California residents on Medicare saved $585 on average through May under… (Joe Raedle/Getty Images )
Nearly 70,000 Medicare patients in California saved $41 million on their prescription drugs during the first five months of this year under the federal healthcare law, new data show.
Touting the early benefits of the Affordable Care Act, Medicare officials said these patients have saved $585, on average, through a provision that is gradually phasing out the coverage gap known as the doughnut hole on Part D drug plans.
In 2012, prescription-drug coverage for Medicare patients stops when their spending reaches $2,930 and resumes at $4,700.
This year, the federal healthcare law calls for drug makers to provide a 50% discount on brand-name drugs to most beneficiaries who are in the coverage gap and there’s also a 14% discount on generic drugs.

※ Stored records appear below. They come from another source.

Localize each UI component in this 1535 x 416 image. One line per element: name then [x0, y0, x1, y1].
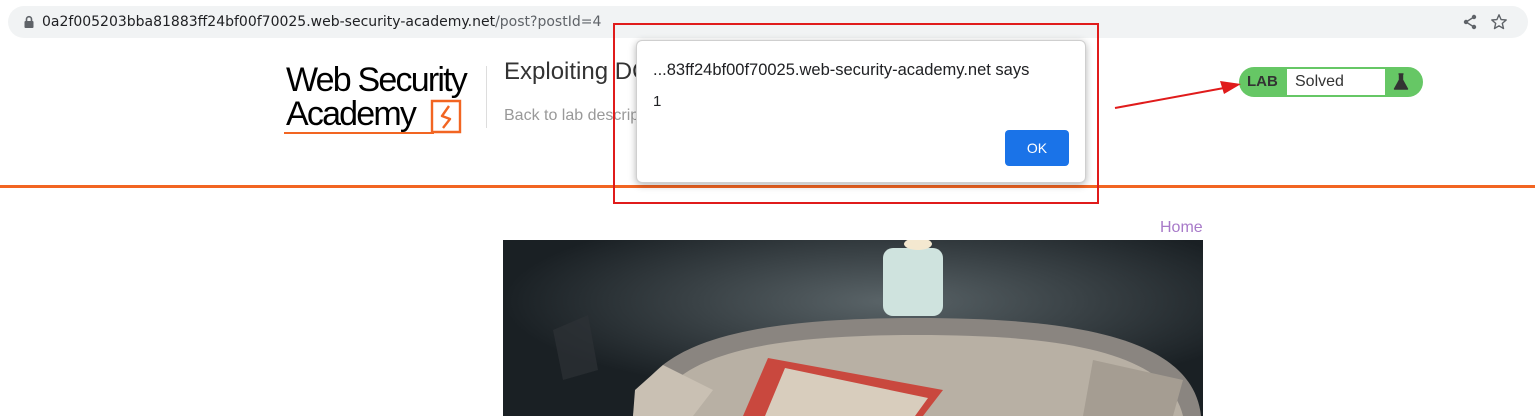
header-divider: [486, 66, 487, 128]
lab-status-badge: LAB Solved: [1239, 67, 1423, 97]
logo-line-1: Web Security: [286, 61, 468, 99]
flask-icon: [1393, 73, 1409, 90]
lab-status-text: Solved: [1287, 69, 1385, 95]
blog-post-image: [503, 240, 1203, 416]
star-icon[interactable]: [1490, 13, 1508, 31]
home-link[interactable]: Home: [1160, 219, 1203, 237]
lab-label: LAB: [1247, 73, 1278, 90]
annotation-highlight-box: [613, 23, 1099, 204]
web-security-academy-logo[interactable]: Web Security Academy: [284, 63, 484, 139]
share-icon[interactable]: [1462, 14, 1478, 30]
logo-underline: [284, 132, 434, 134]
url-path: /post?postId=4: [495, 14, 602, 30]
lightning-logo-icon: [430, 99, 462, 134]
annotation-arrow-icon: [1114, 81, 1241, 109]
url-host: 0a2f005203bba81883ff24bf00f70025.web-sec…: [42, 14, 496, 30]
lock-icon[interactable]: [22, 15, 36, 29]
logo-line-2: Academy: [286, 95, 417, 133]
url-text[interactable]: 0a2f005203bba81883ff24bf00f70025.web-sec…: [42, 14, 601, 30]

The doughnut hole will be eliminated by 2020 if the federal overhaul stands. The U.S. Supreme Courtis is expected to announce its ruling on the constitutionality of the law Thursday.
Experts say pharmaceutical companies may continue the discounts voluntarily, even without the law, to keep patients on brand-name drugs and to avoid disruptions for seniors.
Overall, Californians with Medicare have saved $311 million on prescription drugs since the law was passed in 2010, according to federal data. Nationwide, the savings have topped $3.7 billion since 2010.